What Does Your Home Page Really Say About You?
It is no secret that your home page is your most important page. This is the page that the majority of traffic will enter your site. It is, therefore, pretty important to build a solid landing page that will pull customers further into your site. This being the case, a website owner must seriously consider what their home page says about them. Does your home page represent your brand? Does it add to the customer journey?
At Kuka Studios we have been building websites for over a decade. We know what works and what doesn’t. This is the stuff we look at when ‘judging’ a landing page.
Is the branding consistent? Does your home page’s image represent your brand offering? For instance, if you work for a company that prides yourself on being green then carry this over to your website. We often see companies losing their brand image and message when they go online. Don’t spread yourself too thin, keep your branding consistent.
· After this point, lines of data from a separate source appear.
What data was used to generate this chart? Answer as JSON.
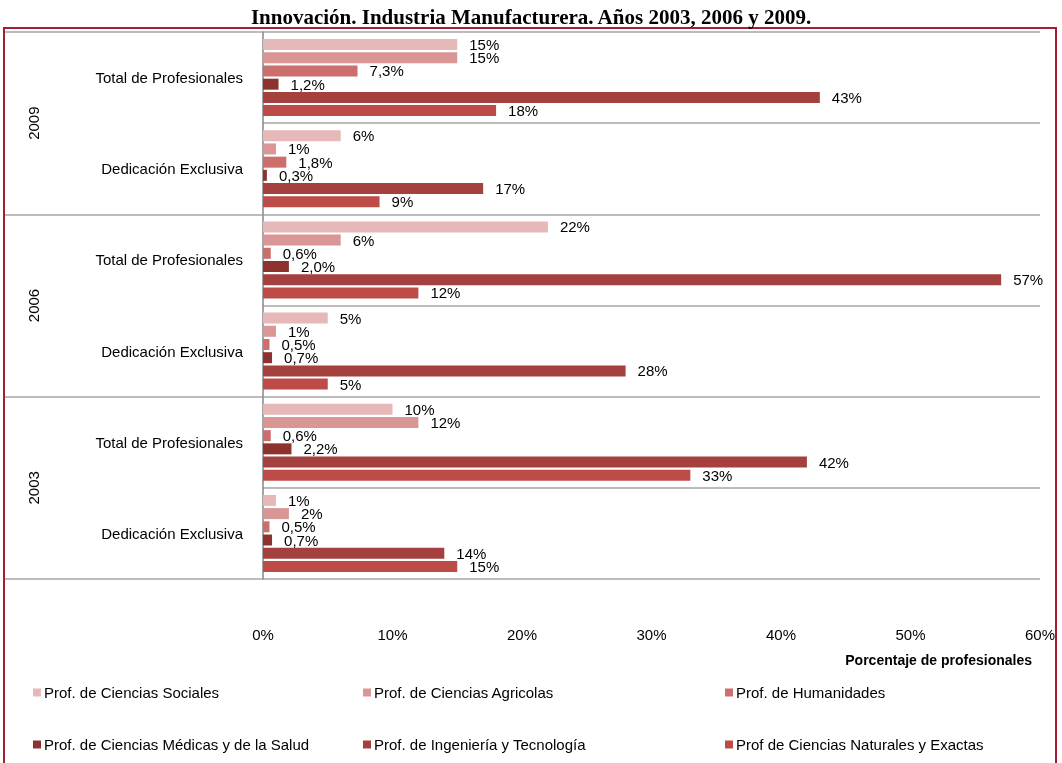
{
  "chart_data": {
    "type": "bar",
    "orientation": "horizontal",
    "title": "Innovación. Industria Manufacturera. Años 2003, 2006 y 2009.",
    "xlabel": "Porcentaje de profesionales",
    "categories": [
      "Total de Profesionales",
      "Dedicación Exclusiva",
      "Total de Profesionales",
      "Dedicación Exclusiva",
      "Total de Profesionales",
      "Dedicación Exclusiva"
    ],
    "annotations": [
      "2009",
      "2006",
      "2003"
    ],
    "series": [
      {
        "name": "Prof. de Ciencias Sociales",
        "color": "#e6b9b8",
        "values": [
          15,
          6,
          22,
          5,
          10,
          1
        ],
        "value_labels": [
          "15%",
          "6%",
          "22%",
          "5%",
          "10%",
          "1%"
        ]
      },
      {
        "name": "Prof. de Ciencias Agricolas",
        "color": "#d99694",
        "values": [
          15,
          1,
          6,
          1,
          12,
          2
        ],
        "value_labels": [
          "15%",
          "1%",
          "6%",
          "1%",
          "12%",
          "2%"
        ]
      },
      {
        "name": "Prof. de Humanidades",
        "color": "#cb6e6c",
        "values": [
          7.3,
          1.8,
          0.6,
          0.5,
          0.6,
          0.5
        ],
        "value_labels": [
          "7,3%",
          "1,8%",
          "0,6%",
          "0,5%",
          "0,6%",
          "0,5%"
        ]
      },
      {
        "name": "Prof. de Ciencias Médicas y de la Salud",
        "color": "#8e3230",
        "values": [
          1.2,
          0.3,
          2.0,
          0.7,
          2.2,
          0.7
        ],
        "value_labels": [
          "1,2%",
          "0,3%",
          "2,0%",
          "0,7%",
          "2,2%",
          "0,7%"
        ]
      },
      {
        "name": "Prof. de Ingeniería y Tecnología",
        "color": "#a4413f",
        "values": [
          43,
          17,
          57,
          28,
          42,
          14
        ],
        "value_labels": [
          "43%",
          "17%",
          "57%",
          "28%",
          "42%",
          "14%"
        ]
      },
      {
        "name": "Prof de Ciencias Naturales y Exactas",
        "color": "#bd4c49",
        "values": [
          18,
          9,
          12,
          5,
          33,
          15
        ],
        "value_labels": [
          "18%",
          "9%",
          "12%",
          "5%",
          "33%",
          "15%"
        ]
      }
    ],
    "xlim": [
      0,
      60
    ],
    "xticks": [
      {
        "value": 0,
        "label": "0%"
      },
      {
        "value": 10,
        "label": "10%"
      },
      {
        "value": 20,
        "label": "20%"
      },
      {
        "value": 30,
        "label": "30%"
      },
      {
        "value": 40,
        "label": "40%"
      },
      {
        "value": 50,
        "label": "50%"
      },
      {
        "value": 60,
        "label": "60%"
      }
    ],
    "grid": "y",
    "legend": "bottom"
  }
}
Similar to branding, does your design represent your company and sector? And by design I don’t just mean your logo. I am talking about the images used, and the layout of the page. Think about what you are offering and it will all become apparent. Artists, obviously use lots of art on your site and those in the B2B sector keep it plain and simple – think about what type of customer you serve and make sure your home page caters to their needs.
As well as consistency, your website must be visually striking. Potential customers must be drawn into other areas of your site, past your home page, in order to make a purchase. Effective imagery is surprisingly good at this – imagery is the reason why large businesses still pay large sums of money for colour magazine adverts. Make your landing page look good, the rest will follow.
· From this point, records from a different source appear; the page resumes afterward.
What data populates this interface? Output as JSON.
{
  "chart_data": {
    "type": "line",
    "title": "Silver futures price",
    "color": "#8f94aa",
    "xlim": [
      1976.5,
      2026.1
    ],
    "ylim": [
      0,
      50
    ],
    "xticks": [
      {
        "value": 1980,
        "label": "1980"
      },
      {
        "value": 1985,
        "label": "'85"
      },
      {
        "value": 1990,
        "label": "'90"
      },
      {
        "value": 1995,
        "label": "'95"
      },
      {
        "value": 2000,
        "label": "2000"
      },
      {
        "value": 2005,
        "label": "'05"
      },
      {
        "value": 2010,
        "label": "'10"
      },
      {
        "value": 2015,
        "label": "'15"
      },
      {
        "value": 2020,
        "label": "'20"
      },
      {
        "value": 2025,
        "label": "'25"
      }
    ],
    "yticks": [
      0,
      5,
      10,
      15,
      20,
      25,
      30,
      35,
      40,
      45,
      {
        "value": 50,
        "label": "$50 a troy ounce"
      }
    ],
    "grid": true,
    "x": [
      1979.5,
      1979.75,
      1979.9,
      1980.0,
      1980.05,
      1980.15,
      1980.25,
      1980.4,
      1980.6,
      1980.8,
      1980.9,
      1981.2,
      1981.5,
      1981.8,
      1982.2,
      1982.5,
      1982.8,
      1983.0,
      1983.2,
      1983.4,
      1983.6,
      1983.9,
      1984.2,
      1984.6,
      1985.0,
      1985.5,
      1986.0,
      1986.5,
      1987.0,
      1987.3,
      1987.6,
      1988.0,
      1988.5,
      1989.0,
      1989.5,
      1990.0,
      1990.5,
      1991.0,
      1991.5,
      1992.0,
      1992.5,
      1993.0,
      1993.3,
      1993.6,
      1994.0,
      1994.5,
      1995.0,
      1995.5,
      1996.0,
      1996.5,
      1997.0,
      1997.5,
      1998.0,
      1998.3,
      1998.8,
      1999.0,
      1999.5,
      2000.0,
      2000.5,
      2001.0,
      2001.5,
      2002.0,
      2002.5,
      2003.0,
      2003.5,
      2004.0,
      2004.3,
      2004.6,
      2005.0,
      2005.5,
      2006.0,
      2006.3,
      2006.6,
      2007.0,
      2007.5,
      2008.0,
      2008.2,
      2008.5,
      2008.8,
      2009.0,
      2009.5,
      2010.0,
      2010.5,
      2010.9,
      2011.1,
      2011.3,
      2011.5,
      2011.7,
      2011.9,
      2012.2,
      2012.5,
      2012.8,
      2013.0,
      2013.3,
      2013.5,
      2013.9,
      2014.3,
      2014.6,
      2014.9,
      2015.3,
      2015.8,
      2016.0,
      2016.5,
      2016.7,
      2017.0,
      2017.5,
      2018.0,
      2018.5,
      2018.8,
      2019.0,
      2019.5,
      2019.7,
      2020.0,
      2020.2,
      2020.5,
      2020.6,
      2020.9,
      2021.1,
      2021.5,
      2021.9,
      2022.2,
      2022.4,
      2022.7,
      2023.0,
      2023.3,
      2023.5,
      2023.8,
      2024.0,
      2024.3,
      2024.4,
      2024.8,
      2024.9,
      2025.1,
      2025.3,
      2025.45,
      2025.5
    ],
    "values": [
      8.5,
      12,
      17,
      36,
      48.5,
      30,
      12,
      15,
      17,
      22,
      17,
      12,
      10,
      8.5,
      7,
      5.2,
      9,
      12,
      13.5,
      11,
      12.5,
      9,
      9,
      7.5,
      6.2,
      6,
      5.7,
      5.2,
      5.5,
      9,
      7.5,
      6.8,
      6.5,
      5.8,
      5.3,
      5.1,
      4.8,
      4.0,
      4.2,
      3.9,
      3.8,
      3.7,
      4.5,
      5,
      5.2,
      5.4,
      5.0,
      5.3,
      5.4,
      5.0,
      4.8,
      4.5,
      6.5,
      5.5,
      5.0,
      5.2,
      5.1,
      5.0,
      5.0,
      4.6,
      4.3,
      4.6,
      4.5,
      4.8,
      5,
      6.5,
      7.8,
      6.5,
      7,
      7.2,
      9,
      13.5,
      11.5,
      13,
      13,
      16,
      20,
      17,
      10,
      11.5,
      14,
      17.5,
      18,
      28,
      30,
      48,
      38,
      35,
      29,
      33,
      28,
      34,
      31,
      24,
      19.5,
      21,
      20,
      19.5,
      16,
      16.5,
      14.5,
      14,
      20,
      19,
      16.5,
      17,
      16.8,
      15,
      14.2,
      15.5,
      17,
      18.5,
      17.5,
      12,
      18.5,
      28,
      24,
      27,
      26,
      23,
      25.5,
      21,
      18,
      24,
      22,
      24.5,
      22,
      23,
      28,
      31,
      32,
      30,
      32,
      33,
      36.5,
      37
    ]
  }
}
User experience or UX is vital in generating money from your site. UX is one of the first things we look at when carrying out a conversion optimisation (the practice of building on a website with the aim of turning more visitors into paying customers). If you have a poor UX, visitors will simply leave and find a friendly site that will be more than happy to convert them. Judging your site’s UX can be difficult and requires a lot of empathy towards the customer, ask a friend or a web design agency to have a look at your home page and give their opinion on its ease of use.
The two major no go’s for UX are 404 errors and a non-mobile friendly interface. If you have 404 errors (missing pages) linking from your home page, customers will leave and Google won’t be happy, hurting your search engine visibility. If your site is not mobile friendly you risk losing all mobile traffic (around half of all web traffic) and you will once again annoy Google!
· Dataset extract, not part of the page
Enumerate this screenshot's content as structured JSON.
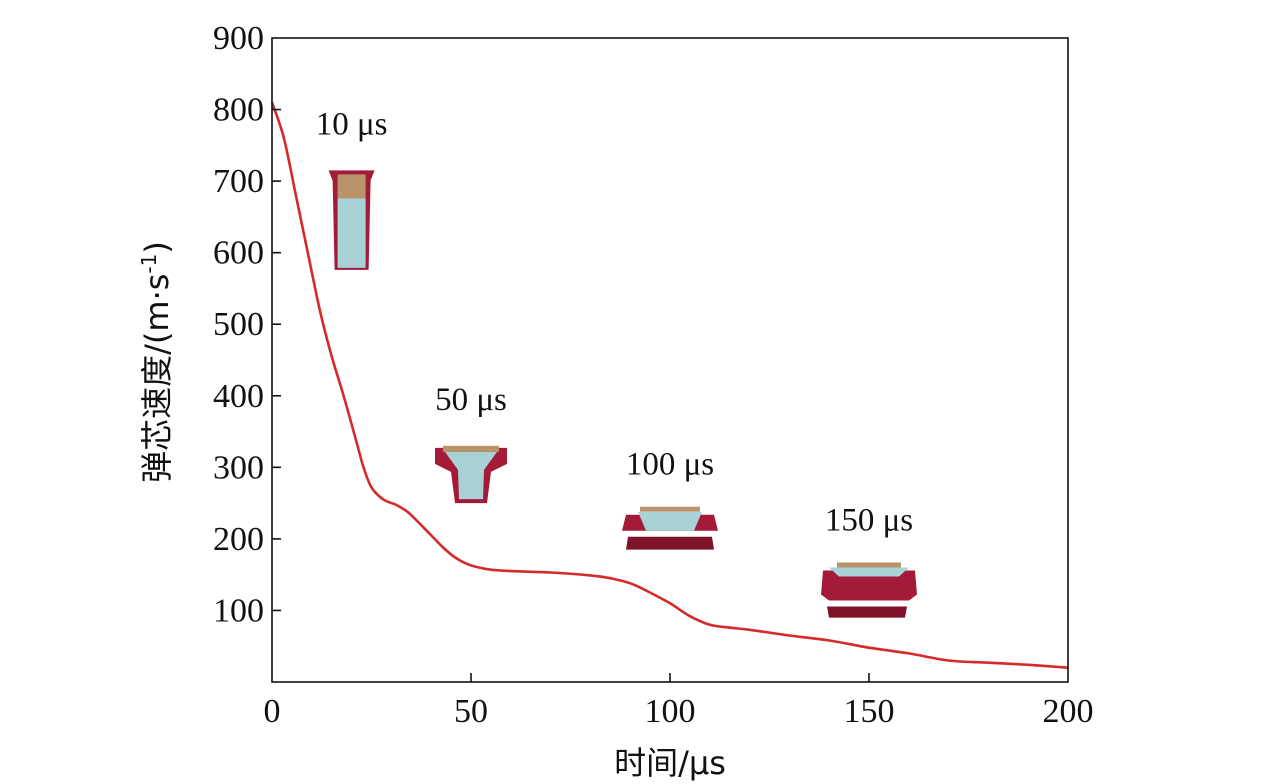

Build it and they will come … but they will swiftly leave if your content is not compelling enough. Use call to actions like “special offer” or “buy now” to get customers excited about your offering. But be careful to not sound spammy.
Just as your content must be compelling, it must also be relevant. A potential customer has found your site to look for some information. Make sure your home page has the information your visitors want to find. This tells your customer right away that your are the right company to go to.
For the Record
Even if the above is great you can still trip yourself up.
1. Avoid splash pages at all cost. They used to be cool but they are now just an additional step in the customer’s journey where time is of the essence.
2. No stock photos. They have been used beyond salvation, you are much better off paying a designer a bit of extra money for some original designs.
3. Make your word count work. Do not overload your visitors with information – you would not walk up to someone for the first time, shake their hand then proceed to tell them everything you possibly could about yourself would you? We would recommend 300-400 words introducing your company. This word count does not overload visitors with information and keeps the Google monster in check.
Don’t get caught up in the details and overlook your home page! Remember, first impressions really do last.